The axis Damascus-Teheran – which became established and integrated from the military point of view during the Iran-Iraq war between 1980 and 1988 – is currently controlled and defended by Pasdaran “advisors”. In fact, the possible fall of Bashar al Assad’s regime would be a lethal blow for the Islamic Republic, which defines the protests in Syria as a “plot of the West”;

Last February, some days after the fall of Mubarak’s regime in Egypt, two Iranian war ships went through the Suez Canal for the first time since the 1979 Islamic revolution and docked at the port of Latakia in Syria.
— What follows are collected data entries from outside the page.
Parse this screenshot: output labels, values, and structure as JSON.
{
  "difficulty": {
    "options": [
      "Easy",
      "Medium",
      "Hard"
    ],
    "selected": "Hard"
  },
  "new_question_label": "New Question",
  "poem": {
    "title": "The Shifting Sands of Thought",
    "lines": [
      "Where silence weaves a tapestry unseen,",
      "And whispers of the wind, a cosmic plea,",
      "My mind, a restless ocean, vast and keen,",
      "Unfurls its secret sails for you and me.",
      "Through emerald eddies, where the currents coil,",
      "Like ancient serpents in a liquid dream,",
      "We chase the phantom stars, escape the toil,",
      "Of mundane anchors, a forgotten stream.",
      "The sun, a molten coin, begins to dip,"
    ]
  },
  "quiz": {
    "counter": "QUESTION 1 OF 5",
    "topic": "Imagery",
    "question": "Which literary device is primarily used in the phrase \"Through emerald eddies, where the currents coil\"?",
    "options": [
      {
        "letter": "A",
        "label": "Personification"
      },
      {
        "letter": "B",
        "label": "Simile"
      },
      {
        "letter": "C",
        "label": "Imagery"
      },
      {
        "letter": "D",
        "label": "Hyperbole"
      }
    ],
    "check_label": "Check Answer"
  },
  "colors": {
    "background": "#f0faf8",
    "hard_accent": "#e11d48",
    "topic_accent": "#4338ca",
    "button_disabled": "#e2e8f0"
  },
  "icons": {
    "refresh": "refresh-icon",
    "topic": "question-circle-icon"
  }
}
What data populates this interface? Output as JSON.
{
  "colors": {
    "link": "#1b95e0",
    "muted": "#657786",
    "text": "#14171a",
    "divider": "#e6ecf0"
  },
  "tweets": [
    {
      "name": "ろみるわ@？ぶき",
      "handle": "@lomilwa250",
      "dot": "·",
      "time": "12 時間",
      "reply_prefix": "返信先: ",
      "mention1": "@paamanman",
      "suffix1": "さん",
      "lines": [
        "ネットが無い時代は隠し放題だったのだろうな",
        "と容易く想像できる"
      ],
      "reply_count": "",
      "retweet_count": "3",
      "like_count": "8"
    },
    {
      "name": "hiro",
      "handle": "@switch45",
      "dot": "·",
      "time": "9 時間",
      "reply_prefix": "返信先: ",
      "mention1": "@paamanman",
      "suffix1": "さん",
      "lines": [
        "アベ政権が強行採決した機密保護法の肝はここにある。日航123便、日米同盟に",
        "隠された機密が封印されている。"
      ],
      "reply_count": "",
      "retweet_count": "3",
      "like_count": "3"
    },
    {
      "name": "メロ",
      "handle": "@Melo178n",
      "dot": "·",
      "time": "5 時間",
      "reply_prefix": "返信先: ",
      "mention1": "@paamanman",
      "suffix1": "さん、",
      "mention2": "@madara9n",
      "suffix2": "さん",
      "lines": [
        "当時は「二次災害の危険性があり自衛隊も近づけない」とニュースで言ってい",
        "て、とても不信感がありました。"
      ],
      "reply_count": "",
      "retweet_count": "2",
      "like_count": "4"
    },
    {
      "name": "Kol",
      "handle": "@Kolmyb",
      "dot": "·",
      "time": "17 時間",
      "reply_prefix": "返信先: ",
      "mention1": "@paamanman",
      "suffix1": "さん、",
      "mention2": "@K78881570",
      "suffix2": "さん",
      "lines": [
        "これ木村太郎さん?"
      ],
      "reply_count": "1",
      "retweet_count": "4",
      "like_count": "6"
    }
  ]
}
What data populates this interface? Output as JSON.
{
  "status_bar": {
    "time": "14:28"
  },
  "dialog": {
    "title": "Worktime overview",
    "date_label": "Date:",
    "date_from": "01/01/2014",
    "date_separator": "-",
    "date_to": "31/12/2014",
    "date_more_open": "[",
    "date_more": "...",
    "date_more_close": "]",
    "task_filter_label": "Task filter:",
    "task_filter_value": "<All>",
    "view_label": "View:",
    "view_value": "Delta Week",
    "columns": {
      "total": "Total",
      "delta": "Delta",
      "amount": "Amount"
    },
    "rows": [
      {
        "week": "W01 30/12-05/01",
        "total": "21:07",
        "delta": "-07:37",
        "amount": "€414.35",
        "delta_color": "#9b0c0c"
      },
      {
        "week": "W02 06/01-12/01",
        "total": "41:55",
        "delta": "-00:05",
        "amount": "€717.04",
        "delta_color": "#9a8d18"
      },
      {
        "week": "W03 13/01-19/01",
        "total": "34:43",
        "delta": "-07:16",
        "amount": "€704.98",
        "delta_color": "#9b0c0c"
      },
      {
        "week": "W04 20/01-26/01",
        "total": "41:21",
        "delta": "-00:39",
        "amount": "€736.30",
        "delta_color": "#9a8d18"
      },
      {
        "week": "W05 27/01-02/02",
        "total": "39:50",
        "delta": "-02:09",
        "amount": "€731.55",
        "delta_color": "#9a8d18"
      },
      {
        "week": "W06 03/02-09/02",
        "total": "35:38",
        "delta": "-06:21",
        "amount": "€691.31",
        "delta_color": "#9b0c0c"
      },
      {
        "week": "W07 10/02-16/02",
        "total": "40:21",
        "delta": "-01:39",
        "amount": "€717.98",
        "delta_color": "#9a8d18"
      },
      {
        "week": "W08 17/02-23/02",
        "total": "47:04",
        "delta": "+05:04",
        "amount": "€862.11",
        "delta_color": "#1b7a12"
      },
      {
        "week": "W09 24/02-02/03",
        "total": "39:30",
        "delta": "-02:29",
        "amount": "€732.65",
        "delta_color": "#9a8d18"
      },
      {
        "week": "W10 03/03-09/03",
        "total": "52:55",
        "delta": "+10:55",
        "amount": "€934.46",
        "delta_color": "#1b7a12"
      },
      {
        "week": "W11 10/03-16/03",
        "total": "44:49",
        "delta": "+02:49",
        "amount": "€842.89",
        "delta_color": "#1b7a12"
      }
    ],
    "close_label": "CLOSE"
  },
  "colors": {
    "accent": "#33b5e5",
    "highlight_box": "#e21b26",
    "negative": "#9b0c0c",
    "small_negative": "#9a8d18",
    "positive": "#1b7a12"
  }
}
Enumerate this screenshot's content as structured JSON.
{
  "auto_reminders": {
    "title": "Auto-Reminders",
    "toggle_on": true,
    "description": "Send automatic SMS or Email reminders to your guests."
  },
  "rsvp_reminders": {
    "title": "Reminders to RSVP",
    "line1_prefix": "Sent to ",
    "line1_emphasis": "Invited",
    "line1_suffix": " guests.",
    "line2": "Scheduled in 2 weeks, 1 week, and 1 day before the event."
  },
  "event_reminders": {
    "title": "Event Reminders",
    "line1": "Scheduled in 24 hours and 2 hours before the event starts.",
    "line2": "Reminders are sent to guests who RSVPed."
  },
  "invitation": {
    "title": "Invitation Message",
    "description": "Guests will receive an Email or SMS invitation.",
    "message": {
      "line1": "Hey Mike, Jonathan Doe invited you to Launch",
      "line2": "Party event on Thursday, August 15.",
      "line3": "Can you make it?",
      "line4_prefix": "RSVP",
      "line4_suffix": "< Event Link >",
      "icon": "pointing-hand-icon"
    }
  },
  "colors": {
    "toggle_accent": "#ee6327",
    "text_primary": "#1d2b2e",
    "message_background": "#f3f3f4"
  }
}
Following their arrival, on March 2, Mahmoud Ahmadinejad and Bashar al Assad signed a protocol to immediately start the works to transform the Latakia port into a military base for the Iranian Navy, with the possibility to accommodate war ships, submarines and batteries to launch missiles against ships and aircrafts;

The hopes of the international community, first the United States, to engage in dialogue with the present Syrian regime, seem by now unrealistic and unfeasible, as also recently declared by Undersecretary of State Hillary Clinton;

Recently the 15 members of the United Nations Security Council have received an appeal signed by 7 internationally renowned writers such as Bernard-Henri Levy, Amos Oz, David Grossman, Salman Rushdie, Umberto Eco, Orhan Pamuk and  Whole Soyinka, calling for a condemnation resolution against the repression in Syria as a crime against humanity;

in this framework, a systematic diplomatic intervention is necessary to concretely tackle the situation in Syria;

Commits the Government to:

Work in order to mount a strong international pressure on the Syrian Government to put an end to any form of violence against its people and to enact political choices to meet their demands;

Extend the sanctions against the Syrian regime so as to obtain a concrete outcry from the international community;

Monitor the international position of Syria in order to prevent it from adopting regional destabilizing actions;

Work to prevent Syria from introducing foreign powers and security forces into its territory to crackdown on its protesters;

Exercise pressures, at European and international level, so that a United Nations mission  - already requested from the High Commissioner for Human Rights – is allowed to visit Syria and to evaluate the humanitarian situation in the Country and that the Syrian regime enable the international press to enter the Country;

Exercise its influence within the United Nations to convince the Security Council to discuss the Syrian crisis.

«Nirenstein, Corsini, Polledri, Adornato, Della Vedova, Vernetti, Boniver, Maran, Renato Farina, Lorenzin, D'Antona, Calderisi, Pianetta, Urso, Di Virgilio, Barbieri, Bertolini, Picchi, Cosenza, Gianni, Fiano, Colombo, Sbai».